Accuracy is crucial for any business. Accuracy should be in everything: finances, workflows, communication, records, and data. Talking about the latter, without precise and trustworthy information, nothing else will actually exist or make sense. Nowadays, companies operate in the realia of a changing paradigm in terms of online data acquisition: switching from all the processes running on the client’s side to a centralized accumulation and processing on a server. A server-side tracking GTM is the tool without which this switch is impossible. What it is, how it works, and what problems it solves – this is today’s topic.

Client-side tracking, once a great and revolutionary solution, does not perform the tasks it is supposed to anymore. Or, more precisely, it does, but without the required level of quality. To be fair, it is not the technology’s fault: client-side tracking works all the same as before; the world has changed.
Ad-blocking add-ons for browsers got an immense boost in popularity. Now, having such an expansion in Safari or Chrome is almost a must for any average internet user. People do not want to consume hundreds of commercial banners and videos daily, it is understandable. Unfortunately, such expansions often block tracking scripts that fire when a customer performs a certain action on a website. This, in turn, leads to inaccurate data sent to analytics, and the whole business may collapse like a house of cards after that.
When client-side tracking was first introduced, privacy policies did not exist at all or existed in a very different form from what they are now. As for 2025, it is taboo to share clients’ private data with third parties (analytic platforms are formally third parties). Client-side tracking does not have any tools to control what is sent to analytics; everything tracked is processed further. In the modern world, it can lead to significant legal problems.

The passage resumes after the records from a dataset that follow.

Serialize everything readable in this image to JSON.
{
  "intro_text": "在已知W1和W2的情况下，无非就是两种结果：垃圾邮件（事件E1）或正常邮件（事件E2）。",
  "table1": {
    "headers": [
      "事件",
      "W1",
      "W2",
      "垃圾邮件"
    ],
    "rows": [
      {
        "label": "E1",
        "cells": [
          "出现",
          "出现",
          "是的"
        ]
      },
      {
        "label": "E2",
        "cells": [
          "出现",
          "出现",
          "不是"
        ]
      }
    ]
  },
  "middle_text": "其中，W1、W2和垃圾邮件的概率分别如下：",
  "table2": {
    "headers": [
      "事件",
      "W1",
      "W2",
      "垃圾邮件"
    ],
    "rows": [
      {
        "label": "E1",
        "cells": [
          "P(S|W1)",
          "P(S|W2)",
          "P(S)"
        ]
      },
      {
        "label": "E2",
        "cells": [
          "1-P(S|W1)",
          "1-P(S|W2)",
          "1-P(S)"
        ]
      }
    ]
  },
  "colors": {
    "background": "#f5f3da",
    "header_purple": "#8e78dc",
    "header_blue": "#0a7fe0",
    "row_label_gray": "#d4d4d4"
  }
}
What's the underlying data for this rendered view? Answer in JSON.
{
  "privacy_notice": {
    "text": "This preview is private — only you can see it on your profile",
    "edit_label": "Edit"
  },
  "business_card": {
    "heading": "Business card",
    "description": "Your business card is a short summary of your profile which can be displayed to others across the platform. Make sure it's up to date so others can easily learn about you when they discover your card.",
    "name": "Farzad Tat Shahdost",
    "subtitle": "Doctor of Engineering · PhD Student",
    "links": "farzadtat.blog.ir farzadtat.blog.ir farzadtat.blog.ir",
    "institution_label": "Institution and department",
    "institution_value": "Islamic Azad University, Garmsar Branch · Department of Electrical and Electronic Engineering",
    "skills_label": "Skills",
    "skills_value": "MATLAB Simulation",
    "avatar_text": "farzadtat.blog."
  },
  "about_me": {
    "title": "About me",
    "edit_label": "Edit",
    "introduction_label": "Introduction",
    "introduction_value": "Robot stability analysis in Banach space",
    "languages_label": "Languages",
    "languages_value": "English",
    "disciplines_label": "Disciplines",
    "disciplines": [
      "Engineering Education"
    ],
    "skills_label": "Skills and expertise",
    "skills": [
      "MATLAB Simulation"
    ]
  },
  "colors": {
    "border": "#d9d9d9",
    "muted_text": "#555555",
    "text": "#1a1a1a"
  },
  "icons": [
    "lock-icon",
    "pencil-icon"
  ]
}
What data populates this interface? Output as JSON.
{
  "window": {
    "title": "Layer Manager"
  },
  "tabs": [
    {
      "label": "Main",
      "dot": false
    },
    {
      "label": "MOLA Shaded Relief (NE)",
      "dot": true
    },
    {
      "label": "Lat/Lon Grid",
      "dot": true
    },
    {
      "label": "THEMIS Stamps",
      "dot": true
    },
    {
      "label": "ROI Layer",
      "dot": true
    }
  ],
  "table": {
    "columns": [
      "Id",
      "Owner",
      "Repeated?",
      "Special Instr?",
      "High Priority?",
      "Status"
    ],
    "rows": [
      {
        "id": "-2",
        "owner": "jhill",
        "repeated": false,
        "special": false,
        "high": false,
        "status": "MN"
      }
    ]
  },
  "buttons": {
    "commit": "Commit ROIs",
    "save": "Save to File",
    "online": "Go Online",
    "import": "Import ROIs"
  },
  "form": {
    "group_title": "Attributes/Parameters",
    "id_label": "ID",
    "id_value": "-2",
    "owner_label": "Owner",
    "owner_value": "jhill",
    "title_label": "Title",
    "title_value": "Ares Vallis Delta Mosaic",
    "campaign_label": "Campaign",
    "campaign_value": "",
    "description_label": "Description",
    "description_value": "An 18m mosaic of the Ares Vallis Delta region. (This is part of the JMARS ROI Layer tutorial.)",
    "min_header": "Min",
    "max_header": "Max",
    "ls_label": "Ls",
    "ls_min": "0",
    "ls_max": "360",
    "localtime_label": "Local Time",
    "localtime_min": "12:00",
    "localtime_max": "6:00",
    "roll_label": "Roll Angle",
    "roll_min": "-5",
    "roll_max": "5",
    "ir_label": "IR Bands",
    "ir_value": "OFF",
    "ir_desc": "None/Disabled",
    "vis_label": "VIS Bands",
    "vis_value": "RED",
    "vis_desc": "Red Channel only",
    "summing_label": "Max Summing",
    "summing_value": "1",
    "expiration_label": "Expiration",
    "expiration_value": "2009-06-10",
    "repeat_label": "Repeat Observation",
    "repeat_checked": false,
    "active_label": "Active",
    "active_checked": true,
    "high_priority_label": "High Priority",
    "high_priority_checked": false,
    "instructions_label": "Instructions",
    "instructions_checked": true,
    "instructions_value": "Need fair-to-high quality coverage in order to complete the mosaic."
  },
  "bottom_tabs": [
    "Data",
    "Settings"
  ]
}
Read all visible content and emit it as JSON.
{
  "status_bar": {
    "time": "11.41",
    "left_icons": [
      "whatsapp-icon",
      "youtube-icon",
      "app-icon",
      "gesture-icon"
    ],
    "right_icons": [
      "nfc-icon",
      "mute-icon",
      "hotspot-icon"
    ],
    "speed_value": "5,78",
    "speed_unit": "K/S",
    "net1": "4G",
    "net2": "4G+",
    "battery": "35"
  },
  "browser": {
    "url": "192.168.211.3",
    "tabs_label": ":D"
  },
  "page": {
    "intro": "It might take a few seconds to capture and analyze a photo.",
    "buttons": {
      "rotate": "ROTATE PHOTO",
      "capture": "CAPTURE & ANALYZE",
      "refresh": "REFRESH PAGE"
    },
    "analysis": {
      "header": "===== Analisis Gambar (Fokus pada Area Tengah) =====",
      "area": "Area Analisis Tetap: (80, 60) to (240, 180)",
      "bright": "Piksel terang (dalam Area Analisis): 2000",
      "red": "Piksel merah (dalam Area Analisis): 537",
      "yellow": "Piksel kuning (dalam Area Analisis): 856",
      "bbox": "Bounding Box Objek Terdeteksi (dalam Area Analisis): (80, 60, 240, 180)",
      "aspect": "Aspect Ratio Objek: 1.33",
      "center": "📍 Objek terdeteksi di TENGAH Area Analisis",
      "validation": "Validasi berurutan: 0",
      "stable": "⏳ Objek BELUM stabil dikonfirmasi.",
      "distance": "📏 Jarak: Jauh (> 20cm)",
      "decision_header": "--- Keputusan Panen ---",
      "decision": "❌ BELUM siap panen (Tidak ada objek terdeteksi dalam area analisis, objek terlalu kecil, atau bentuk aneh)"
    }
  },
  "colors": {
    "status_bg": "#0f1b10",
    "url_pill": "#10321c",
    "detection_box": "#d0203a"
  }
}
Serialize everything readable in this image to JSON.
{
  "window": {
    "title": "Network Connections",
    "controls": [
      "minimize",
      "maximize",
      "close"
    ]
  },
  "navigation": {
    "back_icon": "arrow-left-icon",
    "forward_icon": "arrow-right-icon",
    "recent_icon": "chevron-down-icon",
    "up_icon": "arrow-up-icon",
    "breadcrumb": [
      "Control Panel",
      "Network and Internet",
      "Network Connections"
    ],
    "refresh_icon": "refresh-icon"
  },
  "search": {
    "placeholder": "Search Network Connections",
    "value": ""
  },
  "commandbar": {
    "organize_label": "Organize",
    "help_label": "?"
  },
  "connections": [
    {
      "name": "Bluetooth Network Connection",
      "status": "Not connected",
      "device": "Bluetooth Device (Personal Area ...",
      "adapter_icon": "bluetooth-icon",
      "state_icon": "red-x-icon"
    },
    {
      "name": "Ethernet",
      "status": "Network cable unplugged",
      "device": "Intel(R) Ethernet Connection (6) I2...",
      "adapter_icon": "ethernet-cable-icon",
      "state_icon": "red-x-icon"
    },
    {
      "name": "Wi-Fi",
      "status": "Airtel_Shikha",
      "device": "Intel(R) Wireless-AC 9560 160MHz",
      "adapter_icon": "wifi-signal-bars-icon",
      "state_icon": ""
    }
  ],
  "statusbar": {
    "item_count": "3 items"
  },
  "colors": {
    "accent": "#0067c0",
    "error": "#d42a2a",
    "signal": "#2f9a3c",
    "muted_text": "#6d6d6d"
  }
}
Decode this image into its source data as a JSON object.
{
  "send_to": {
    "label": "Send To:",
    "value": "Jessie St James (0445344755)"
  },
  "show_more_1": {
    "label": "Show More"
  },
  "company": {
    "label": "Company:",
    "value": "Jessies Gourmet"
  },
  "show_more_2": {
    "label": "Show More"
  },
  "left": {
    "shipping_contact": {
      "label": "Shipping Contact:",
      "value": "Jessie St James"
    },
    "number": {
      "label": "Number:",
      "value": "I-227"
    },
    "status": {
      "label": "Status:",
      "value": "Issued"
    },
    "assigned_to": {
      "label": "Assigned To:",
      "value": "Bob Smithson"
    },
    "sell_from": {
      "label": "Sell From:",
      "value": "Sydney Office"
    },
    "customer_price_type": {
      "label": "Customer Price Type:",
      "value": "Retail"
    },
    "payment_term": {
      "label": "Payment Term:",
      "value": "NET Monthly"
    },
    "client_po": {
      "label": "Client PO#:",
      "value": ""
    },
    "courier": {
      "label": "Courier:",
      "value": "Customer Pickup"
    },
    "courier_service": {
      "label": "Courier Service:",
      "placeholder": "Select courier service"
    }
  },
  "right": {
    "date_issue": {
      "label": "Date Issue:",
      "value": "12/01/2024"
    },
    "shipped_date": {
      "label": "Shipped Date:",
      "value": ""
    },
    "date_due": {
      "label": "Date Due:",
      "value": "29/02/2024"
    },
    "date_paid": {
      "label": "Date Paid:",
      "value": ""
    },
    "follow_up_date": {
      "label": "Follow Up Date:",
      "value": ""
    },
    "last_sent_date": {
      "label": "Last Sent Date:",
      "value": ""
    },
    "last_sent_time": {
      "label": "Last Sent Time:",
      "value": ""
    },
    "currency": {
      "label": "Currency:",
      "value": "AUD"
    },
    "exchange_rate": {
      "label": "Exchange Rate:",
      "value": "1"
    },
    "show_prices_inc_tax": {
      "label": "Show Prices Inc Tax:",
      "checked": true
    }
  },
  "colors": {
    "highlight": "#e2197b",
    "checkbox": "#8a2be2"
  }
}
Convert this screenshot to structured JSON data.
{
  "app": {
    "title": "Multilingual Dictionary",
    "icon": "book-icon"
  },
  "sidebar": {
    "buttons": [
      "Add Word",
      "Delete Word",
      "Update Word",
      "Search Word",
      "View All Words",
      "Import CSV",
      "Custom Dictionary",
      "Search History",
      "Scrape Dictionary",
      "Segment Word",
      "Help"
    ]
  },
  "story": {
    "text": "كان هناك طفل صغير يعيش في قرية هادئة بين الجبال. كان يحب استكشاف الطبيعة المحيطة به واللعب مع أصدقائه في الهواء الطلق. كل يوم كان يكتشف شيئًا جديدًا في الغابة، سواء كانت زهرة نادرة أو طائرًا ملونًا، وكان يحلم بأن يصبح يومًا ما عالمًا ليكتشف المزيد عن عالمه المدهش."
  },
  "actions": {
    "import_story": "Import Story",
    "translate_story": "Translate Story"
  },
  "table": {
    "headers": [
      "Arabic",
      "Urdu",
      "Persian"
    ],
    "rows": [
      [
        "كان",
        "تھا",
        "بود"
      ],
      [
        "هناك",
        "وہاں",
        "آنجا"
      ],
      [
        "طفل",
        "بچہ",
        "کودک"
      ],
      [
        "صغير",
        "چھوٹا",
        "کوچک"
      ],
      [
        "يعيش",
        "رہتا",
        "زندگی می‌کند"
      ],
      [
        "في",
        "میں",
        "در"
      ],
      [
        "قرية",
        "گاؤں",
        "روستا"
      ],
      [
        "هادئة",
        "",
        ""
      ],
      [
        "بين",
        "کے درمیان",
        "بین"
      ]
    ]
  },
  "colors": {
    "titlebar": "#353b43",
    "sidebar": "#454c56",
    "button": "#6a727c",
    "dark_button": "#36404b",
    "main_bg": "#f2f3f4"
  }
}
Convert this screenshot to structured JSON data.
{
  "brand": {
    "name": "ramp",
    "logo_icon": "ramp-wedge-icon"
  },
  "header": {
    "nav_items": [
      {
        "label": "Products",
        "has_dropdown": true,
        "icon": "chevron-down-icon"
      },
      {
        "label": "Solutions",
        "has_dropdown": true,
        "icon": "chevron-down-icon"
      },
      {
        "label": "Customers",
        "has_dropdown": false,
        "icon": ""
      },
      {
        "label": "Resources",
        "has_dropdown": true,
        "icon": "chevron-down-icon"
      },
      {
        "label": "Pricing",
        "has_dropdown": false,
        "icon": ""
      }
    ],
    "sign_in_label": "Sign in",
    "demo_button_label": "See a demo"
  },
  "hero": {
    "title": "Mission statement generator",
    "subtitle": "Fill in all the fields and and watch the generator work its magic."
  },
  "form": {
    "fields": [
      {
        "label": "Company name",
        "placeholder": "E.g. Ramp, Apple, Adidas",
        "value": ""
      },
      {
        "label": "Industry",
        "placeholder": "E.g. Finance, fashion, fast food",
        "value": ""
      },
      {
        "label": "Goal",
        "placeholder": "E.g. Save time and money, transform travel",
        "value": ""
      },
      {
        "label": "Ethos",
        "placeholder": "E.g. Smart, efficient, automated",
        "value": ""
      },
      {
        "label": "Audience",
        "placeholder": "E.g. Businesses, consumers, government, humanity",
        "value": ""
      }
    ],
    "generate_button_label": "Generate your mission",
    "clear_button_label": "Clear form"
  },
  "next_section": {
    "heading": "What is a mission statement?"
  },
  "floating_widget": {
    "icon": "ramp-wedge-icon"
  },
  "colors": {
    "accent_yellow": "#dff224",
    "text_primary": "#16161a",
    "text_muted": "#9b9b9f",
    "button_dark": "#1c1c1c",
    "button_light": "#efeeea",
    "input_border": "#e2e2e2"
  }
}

Many browsers now put their users’ security first. Do not get us wrong, it is great, considering the level of cybercrime and fraud. Companies behind the browsers develop security protocols aimed at protecting private information, bank data, passwords, etc., of the users. However, just as with ad blockers, such protocols are not ideal, and they often block tracking scripts, which leads to the consequences already described.
A solution to all the problems above turned out to be quite elegant – to put a server as an intermediary between the clients and analytics. Such a server formally belongs to the website where tracking occurs, so it is not a third-party. Its main task is to gather all the data, preprocess it before sending it to analytics, and remove private information from data arrays to protect the business owners from potential legal issues.

A server GTM container is a convenient way to store all tags and variables in one place on a server, making them easier to manage. All the data comes to the server with the help of the scripts running on the client side (no changes to the old model here), and the sGTM container is responsible for the connection with the analytical platform.
By switching to using server GTM, companies usually kill two birds with one stone: it allows businesses to gather more data to get more accurate analytics results, and stay compliant with all the needed privacy policies. In practice, it usually leads to several significant improvements.
All this comes for a price of establishing a cloud server and hosting an sGTM container on it, which is a tiny thing compared to the expected benefits.
Focus on data accuracy means a switch to using a server GTM container in the current realia. It solves all the problems of client-side tracking in an elegant and effective way. Using an sGMT container directly impacts the quality of tracked data and analytics, which reflects in the profits and increased numbers the business gets. In our mind, a switch from client-side tracking to server-side is the only way for modern businesses to stay competitive in their fields.